When progressive blocs and civic formations pressed forward toward the EDSA Shrine this week—despite police efforts to halt their advance—they did so not merely to commemorate the fall of one dictatorship, but to interrogate the persistence of its logic in new guises. Among those present were members of Bagong Alyansang Makabayan and the Kilusang Bayan Kontra Kurakot, groups whose political memory extends well beyond the convenience of electoral cycles. 

Their slogans—"Never Again, Never Forget"—were not nostalgic invocations. They were warnings. 

Warnings that impunity, once normalized, does not remain confined to the era that produced it. That the culture of unaccountability cultivated under one administration may find eager heirs in the next—or the previous. That the call to hold “all those involved” to account cannot, by its very phrasing, exempt those who now seek to position themselves as critics of the very order they helped consolidate. 

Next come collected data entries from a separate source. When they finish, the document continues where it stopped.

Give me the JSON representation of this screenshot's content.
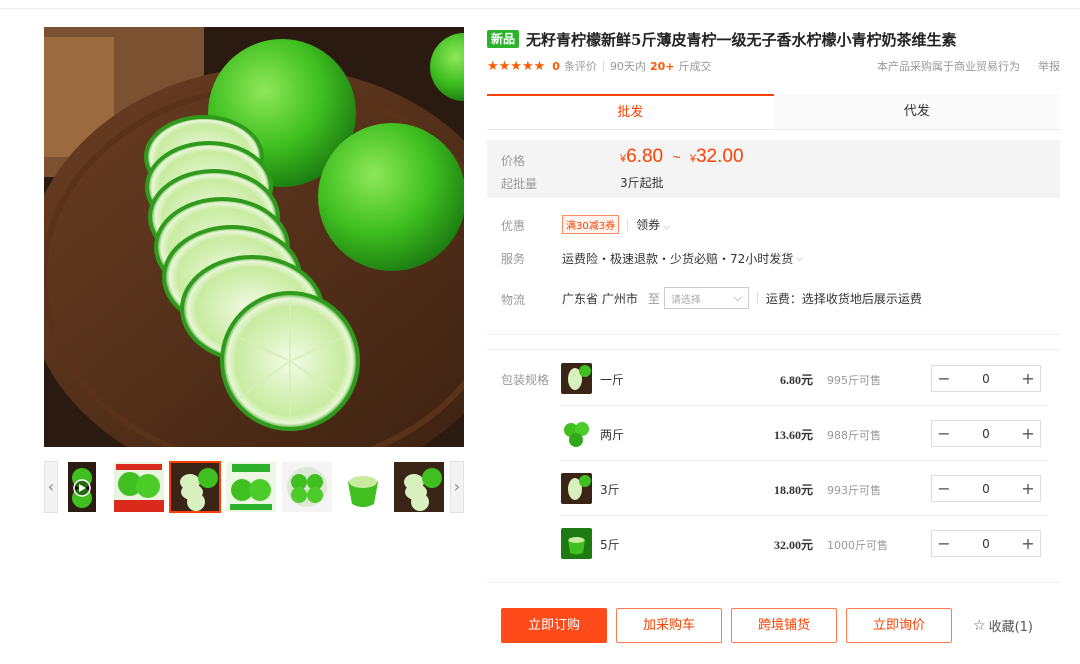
{
  "product": {
    "badge": "新品",
    "title": "无籽青柠檬新鲜5斤薄皮青柠一级无子香水柠檬小青柠奶茶维生素",
    "rating_stars": "★★★★★",
    "review_count": "0",
    "review_suffix": "条评价",
    "sales_period": "90天内",
    "sales_count": "20+",
    "sales_suffix": "斤成交",
    "purchase_note": "本产品采购属于商业贸易行为",
    "report": "举报"
  },
  "tabs": [
    "批发",
    "代发"
  ],
  "price": {
    "label": "价格",
    "currency": "¥",
    "low": "6.80",
    "tilde": "~",
    "high": "32.00",
    "moq_label": "起批量",
    "moq": "3斤起批"
  },
  "info": {
    "discount_label": "优惠",
    "coupon": "满30减3券",
    "get_coupon": "领券",
    "service_label": "服务",
    "services": "运费险・极速退款・少货必赔・72小时发货",
    "logistics_label": "物流",
    "origin": "广东省 广州市",
    "to": "至",
    "dest_placeholder": "请选择",
    "freight": "运费：选择收货地后展示运费"
  },
  "sku": {
    "label": "包装规格",
    "items": [
      {
        "name": "一斤",
        "price": "6.80元",
        "stock": "995斤可售",
        "qty": "0"
      },
      {
        "name": "两斤",
        "price": "13.60元",
        "stock": "988斤可售",
        "qty": "0"
      },
      {
        "name": "3斤",
        "price": "18.80元",
        "stock": "993斤可售",
        "qty": "0"
      },
      {
        "name": "5斤",
        "price": "32.00元",
        "stock": "1000斤可售",
        "qty": "0"
      }
    ]
  },
  "actions": {
    "order": "立即订购",
    "cart": "加采购车",
    "cross_border": "跨境铺货",
    "inquiry": "立即询价",
    "favorite": "收藏(1)"
  },
  "icons": {
    "prev": "chevron-left-icon",
    "next": "chevron-right-icon",
    "play": "play-icon",
    "star": "star-outline-icon"
  },
  "colors": {
    "accent": "#ff4000",
    "badge_green": "#2db22d",
    "star": "#ff5a00"
  }
}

For the Vice President’s lament—that today’s marchers have forgotten the essence of EDSA—betrays an anxiety less about historical amnesia than about historical recall. The recall of policies defended. Of excesses rationalized. Of institutions bent toward expediency in the name of security. The recall of a political climate in which dissent was treated as destabilization, and accountability as obstructionism. 

In such a climate, the invocation of EDSA becomes less an act of remembrance than an act of reclamation—by those who would narrow its meaning to a single chapter safely closed, and by those who insist that its unfinished sentences continue to be written in the present tense. 

President Bongbong Marcos may occupy Malacañang today, but the grammar of power that EDSA sought to disrupt remains conjugated across administrations. The demand that “all those involved must be held accountable” is not a partisan cudgel. It is a civic imperative. And it applies with equal force to yesterday’s allies and today’s adversaries alike. 

That some now feign surprise at this inclusivity is itself revealing. 

For EDSA was never a monument to selective justice. It was, and remains, an argument—one that refuses to distinguish between the abuses of the past and those of the present based on convenience or coalition. An argument that sovereignty resides not in the reputations of families but in the vigilance of citizens. An argument that freedom, if it is to endure, must be defended not only against the ghosts of dictatorship but against its reincarnations in democratic attire. 

And so the marchers came—not as custodians of a forgotten message, but as its latest authors. 

They came not because they had misunderstood 1986, but because they understood 2026 all too well.